Fair LIBOR transition: How low is the regulators' bar?

IBOR transitions (mainly LIBOR transition for the moment) is a huge undertaking for the derivative markets. It implicates many market participants, from large dealer/broker to small end users. Everybody want the transition to be perceived as "fair".

Reading trough the regulator published notes, FAQ and letters, I notice that I don't have the same definition of "fair" than some regulators. This leads to my question in the title: How low is the regulators' bar?

To illustrate my point, I will take two examples, one from the FCA and one from the CFTC.

The italic texts below are extracts from the regulators and ISDA documents, the regular text are my comments.

FCA


The FCA published a "Questions and answers for firms about conduct risk during LIBOR transition".

Treating customers fairly when replacing LIBOR
LIBOR discontinuation should not be used to move customers with continuing contracts to replacement rates that are expected to be higher than what LIBOR would have been, or otherwise introduce inferior terms.


I fully agree with this, to be fair the terms have to be "not inferior".

Firms are more likely to be able to demonstrate they have fulfilled their duty to treat customers fairly where they adopt a replacement rate that aligns with the established market consensus, reached through appropriate consultation, and is recognised by relevant national working groups as an appropriate solution.

Here I have a strong disagreement. The consensus are legal wording consensus on mechanisms that are perceived as working from an operational point of view — as you know, I even disagree with the fact that it is actually operational, but for this post I stop at "perceived" — and that can be incorporated in new contracts. It is fair for new contracts in the narrow sense that parties know the contract terms and can price it accordingly. In that sense a fallback to a benchmark that reference the amount of snow in London (and not a interbank rate) would also be fair: participants know the terms, they can price them. The market consensus is a legal wording for new trades, not a fairness test for replacement in continuing contracts. Not even ISDA claims it is fair for replacement in those contracts. In a May 2019 comment, Scott O'Malia, ISDA's CEO, said

That doesn’t mean the adjusted RFR will exactly match the relevant IBOR – it won’t, so there will be winners and losers.

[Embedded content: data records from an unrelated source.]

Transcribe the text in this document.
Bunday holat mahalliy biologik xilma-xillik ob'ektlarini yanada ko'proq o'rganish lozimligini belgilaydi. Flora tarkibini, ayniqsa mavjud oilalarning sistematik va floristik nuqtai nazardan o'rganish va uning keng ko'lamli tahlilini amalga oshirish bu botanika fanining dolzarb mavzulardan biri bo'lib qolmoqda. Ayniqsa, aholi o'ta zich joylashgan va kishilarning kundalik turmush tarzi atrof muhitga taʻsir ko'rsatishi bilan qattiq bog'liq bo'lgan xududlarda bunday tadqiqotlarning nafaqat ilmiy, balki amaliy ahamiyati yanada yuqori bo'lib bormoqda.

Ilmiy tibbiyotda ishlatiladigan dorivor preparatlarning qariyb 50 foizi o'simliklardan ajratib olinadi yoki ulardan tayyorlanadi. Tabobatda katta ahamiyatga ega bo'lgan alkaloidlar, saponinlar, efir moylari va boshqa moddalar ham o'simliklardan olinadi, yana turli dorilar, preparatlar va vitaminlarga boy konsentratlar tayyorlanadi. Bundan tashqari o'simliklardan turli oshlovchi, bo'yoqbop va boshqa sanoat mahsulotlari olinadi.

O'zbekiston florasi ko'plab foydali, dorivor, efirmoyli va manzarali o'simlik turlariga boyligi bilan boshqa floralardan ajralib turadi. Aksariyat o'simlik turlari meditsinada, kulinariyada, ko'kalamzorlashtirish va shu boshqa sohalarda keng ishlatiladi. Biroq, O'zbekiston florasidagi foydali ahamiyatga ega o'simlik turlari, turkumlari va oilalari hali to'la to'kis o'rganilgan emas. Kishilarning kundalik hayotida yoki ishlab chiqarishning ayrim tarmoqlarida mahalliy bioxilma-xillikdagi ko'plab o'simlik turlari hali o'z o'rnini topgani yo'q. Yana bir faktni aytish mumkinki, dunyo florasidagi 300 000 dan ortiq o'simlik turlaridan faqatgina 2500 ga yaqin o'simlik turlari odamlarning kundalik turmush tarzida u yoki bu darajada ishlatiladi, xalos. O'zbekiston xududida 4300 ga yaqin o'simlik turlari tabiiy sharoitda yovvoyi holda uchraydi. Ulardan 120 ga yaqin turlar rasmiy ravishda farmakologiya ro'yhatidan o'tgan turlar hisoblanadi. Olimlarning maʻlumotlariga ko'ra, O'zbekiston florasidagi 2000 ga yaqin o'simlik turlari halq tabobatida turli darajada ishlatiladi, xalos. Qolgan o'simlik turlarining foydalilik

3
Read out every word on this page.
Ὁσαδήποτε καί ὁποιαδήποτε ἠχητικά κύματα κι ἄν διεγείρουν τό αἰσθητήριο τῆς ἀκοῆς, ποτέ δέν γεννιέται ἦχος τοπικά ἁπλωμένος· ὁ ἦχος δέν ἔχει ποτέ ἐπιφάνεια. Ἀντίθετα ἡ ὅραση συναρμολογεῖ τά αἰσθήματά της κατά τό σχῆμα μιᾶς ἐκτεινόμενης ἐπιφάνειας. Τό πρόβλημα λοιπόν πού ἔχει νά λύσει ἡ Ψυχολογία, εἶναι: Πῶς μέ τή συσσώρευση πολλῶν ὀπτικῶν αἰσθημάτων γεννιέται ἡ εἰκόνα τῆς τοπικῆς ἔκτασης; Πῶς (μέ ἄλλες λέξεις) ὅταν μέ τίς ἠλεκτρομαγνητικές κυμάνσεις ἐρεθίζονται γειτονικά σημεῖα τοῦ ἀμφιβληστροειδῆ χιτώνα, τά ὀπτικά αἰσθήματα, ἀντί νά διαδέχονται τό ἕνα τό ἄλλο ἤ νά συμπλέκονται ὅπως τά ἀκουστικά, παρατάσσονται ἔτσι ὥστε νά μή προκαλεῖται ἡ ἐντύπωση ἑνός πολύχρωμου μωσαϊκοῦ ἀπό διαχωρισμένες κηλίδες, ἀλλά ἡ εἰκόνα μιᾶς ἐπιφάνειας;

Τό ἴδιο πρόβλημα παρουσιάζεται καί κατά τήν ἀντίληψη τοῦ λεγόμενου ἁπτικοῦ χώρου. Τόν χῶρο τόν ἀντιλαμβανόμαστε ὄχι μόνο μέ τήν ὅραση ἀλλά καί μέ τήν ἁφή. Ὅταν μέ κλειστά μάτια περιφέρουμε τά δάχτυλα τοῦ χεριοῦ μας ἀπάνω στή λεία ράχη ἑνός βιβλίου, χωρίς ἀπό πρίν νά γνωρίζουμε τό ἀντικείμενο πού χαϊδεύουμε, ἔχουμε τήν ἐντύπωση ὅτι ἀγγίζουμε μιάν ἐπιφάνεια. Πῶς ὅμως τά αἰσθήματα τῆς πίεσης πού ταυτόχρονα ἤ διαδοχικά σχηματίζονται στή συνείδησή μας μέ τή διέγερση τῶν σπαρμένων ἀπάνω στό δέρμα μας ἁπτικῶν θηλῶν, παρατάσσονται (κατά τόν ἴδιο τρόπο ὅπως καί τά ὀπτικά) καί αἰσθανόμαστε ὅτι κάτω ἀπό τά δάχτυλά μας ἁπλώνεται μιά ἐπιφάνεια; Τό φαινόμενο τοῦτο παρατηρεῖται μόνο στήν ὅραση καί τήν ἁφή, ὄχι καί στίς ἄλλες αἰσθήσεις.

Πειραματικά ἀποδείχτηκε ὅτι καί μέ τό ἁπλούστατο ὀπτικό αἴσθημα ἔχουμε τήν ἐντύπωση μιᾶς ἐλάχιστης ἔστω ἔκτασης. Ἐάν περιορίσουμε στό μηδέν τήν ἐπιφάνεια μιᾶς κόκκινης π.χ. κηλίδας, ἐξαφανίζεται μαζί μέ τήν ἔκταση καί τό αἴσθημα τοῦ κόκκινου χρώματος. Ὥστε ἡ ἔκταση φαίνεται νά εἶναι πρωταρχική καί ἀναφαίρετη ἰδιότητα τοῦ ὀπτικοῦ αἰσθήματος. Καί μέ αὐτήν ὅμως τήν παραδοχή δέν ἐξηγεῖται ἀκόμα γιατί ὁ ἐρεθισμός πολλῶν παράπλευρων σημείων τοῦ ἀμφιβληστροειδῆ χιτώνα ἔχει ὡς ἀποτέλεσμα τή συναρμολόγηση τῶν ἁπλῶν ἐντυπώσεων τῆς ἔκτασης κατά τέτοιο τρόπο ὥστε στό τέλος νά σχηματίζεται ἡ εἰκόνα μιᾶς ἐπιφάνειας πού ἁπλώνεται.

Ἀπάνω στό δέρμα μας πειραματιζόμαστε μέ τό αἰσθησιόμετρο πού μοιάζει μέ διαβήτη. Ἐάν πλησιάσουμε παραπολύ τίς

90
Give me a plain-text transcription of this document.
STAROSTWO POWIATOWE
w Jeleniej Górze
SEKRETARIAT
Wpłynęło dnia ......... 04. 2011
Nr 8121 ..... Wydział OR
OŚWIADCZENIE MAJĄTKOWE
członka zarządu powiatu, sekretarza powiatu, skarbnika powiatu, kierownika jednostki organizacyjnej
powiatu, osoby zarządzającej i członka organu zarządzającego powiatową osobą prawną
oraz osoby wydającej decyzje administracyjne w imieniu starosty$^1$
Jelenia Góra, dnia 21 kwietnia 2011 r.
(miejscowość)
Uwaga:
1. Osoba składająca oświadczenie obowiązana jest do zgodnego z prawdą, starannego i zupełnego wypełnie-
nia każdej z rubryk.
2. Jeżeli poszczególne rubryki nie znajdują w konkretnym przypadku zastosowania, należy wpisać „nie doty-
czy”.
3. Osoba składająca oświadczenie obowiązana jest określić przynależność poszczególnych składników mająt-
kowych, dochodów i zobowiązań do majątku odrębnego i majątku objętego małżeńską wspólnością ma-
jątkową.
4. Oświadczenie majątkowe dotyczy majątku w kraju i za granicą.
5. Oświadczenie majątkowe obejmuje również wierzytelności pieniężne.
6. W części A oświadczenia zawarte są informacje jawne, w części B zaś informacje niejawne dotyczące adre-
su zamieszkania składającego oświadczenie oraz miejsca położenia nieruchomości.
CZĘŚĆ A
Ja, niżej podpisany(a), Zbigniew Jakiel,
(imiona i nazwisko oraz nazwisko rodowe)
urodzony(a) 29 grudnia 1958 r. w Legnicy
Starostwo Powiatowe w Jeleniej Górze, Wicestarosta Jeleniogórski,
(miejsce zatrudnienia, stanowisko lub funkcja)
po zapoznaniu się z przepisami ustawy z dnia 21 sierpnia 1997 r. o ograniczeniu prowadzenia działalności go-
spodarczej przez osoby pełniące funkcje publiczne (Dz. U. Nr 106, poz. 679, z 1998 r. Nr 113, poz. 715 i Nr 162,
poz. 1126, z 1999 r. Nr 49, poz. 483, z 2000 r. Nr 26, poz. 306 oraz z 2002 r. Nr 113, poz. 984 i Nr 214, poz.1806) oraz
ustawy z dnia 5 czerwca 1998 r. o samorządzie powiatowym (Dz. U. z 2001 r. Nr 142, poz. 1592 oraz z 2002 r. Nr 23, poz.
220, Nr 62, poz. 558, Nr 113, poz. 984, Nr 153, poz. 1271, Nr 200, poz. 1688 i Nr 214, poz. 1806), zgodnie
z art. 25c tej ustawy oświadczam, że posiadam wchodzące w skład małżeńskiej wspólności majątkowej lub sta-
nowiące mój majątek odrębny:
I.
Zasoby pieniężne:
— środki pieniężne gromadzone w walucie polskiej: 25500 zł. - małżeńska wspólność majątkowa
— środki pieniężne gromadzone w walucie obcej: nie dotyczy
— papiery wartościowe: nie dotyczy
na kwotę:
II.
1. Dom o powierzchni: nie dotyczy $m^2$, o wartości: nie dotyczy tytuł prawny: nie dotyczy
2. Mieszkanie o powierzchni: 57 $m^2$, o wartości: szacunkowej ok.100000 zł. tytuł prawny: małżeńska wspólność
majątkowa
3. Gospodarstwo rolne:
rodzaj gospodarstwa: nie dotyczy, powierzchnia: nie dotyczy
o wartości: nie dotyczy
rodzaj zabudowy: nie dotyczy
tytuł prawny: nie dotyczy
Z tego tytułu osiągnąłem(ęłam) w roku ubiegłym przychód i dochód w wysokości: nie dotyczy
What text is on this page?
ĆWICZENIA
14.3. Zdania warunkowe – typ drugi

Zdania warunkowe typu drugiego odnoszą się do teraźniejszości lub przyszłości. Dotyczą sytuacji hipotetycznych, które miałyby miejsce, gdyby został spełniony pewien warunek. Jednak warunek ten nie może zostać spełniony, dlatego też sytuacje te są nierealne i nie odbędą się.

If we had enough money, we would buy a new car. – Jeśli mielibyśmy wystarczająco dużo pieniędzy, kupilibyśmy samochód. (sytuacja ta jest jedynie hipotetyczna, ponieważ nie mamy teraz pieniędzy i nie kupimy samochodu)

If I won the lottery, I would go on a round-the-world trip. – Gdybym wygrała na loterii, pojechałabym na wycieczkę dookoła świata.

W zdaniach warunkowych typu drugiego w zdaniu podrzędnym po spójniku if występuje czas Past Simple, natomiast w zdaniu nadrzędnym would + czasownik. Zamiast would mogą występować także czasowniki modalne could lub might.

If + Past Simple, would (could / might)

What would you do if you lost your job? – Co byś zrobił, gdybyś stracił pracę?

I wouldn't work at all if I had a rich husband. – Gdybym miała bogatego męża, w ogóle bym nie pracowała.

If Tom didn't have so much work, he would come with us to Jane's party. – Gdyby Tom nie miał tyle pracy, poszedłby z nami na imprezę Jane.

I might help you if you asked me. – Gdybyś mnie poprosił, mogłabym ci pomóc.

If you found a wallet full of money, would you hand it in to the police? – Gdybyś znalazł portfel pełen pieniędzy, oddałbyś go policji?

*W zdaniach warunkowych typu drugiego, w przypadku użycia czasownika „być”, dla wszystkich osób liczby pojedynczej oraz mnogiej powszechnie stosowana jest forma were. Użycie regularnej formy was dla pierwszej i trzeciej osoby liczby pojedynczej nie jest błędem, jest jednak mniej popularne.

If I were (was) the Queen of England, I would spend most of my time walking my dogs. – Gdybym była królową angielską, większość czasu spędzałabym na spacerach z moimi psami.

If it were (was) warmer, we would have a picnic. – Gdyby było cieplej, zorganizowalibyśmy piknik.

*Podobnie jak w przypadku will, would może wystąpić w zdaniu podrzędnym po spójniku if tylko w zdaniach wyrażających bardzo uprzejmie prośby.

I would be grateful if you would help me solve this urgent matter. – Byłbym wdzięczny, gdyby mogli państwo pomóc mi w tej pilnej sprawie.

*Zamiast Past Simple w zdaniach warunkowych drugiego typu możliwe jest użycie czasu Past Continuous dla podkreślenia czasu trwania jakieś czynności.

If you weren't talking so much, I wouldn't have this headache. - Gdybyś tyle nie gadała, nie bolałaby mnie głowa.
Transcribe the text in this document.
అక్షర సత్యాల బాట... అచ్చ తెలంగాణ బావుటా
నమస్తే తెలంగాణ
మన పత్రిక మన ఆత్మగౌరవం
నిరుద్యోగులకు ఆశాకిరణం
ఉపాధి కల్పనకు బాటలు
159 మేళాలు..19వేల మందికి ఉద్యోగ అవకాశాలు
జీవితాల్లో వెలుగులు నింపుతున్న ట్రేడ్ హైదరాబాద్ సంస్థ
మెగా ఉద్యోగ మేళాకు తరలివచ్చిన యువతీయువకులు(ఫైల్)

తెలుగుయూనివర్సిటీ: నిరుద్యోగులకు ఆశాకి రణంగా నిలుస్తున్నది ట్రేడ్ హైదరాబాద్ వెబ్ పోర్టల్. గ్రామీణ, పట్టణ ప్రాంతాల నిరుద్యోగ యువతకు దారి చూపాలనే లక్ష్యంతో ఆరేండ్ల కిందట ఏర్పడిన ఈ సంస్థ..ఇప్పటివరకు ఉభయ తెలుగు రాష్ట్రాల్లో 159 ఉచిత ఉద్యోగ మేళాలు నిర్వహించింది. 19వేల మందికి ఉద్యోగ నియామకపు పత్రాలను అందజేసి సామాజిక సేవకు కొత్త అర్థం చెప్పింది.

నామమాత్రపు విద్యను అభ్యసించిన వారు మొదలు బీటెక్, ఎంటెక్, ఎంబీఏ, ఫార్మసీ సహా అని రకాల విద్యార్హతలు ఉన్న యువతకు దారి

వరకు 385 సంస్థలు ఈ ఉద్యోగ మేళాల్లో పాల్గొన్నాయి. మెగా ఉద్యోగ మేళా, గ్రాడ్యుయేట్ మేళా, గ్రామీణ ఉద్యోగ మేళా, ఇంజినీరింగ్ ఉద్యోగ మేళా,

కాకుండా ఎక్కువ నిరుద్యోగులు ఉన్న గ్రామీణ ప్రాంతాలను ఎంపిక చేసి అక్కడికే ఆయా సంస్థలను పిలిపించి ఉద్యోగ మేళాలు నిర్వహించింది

And the FCA to continue with

ISDA’s work on fallback rates has identified a broad consensus for calculating a fair replacement rate in LIBOR derivatives, receiving substantial support across the market, including both payers and receivers of floating rates.

No, there is no consensus on the fairness of the replacement rate. As mentioned above, if there is a consensus, it is that the replacement is not fair in term of value transfer. It is an acceptable mechanism as fallback wording for the majority to be used in new trades.

In my answer to previous ISDA consultations, I proposed that each respondent indicates the sensitivity of its institution for the proposed spread mechanism. This would have allowed to see how much conflict of interest there was among the respondents and could be used a transparency mechanism. My suggestion was unfortunately not implemented.  How does the FCA know if the respondents were payers or receivers of Ibor rates? Can the FCA provide a detail analysis of its above claim about "receiving substantial support across the market, including both payers and receivers of floating rates"? I have not seen any data about this. Maybe, for the sake of transparency, FCA could provide the data underlying this claim.

CFTC


CFTC published a no-action letter for transition (CFTC Letter No. 19-26 No-Action December 17, 2019).

The letter contains a section about

SD (Swap Dealer) Business Conduct Requirements
the SD may not be able to reasonably determine that the counterparty is capable of independently evaluating investment risks with regard to the amendment.
DSIO (Division of Swap Dealer and Intermediary Oversight) therefore believes SDs should be required to provide material information about such new rates in order for counterparties to better understand what they are stepping into.
DSIO will not recommend that the Commission take an enforcement action against an SD for a failure to comply with the Counterparty BCS (other than Commission regulation 23.431(a)) solely to the extent such compliance would be required as a consequence of a Qualifying Amendment to an uncleared swap.

My understanding of the above is that if a SD proposes to a client to sign the ISDA fallback protocol and provides him material information about SOFR and compounding, it will be protected by the no-action letter. This protection is valid even if the adjusted RFR and the adjustment spread resulting from the protocol are far apart from the fair interbank rate on the fixing date. To me the least that a SD should provide to its counterparty is an estimate of the fair value of LIBOR instruments in absence of transition and the monetary impact of the changes (fallback wording, new rate/spread, protocol, clearing, etc.)

Low bar?


In both cases, the bar about the conduct appears to me very low. This is a strong incentive to collude / create a consensus against end users.

It sounds like "As long that there is a consensus among bandits on the way the robbery should occur, it will be considered as fair to the victims and no-action from law enforcement is required".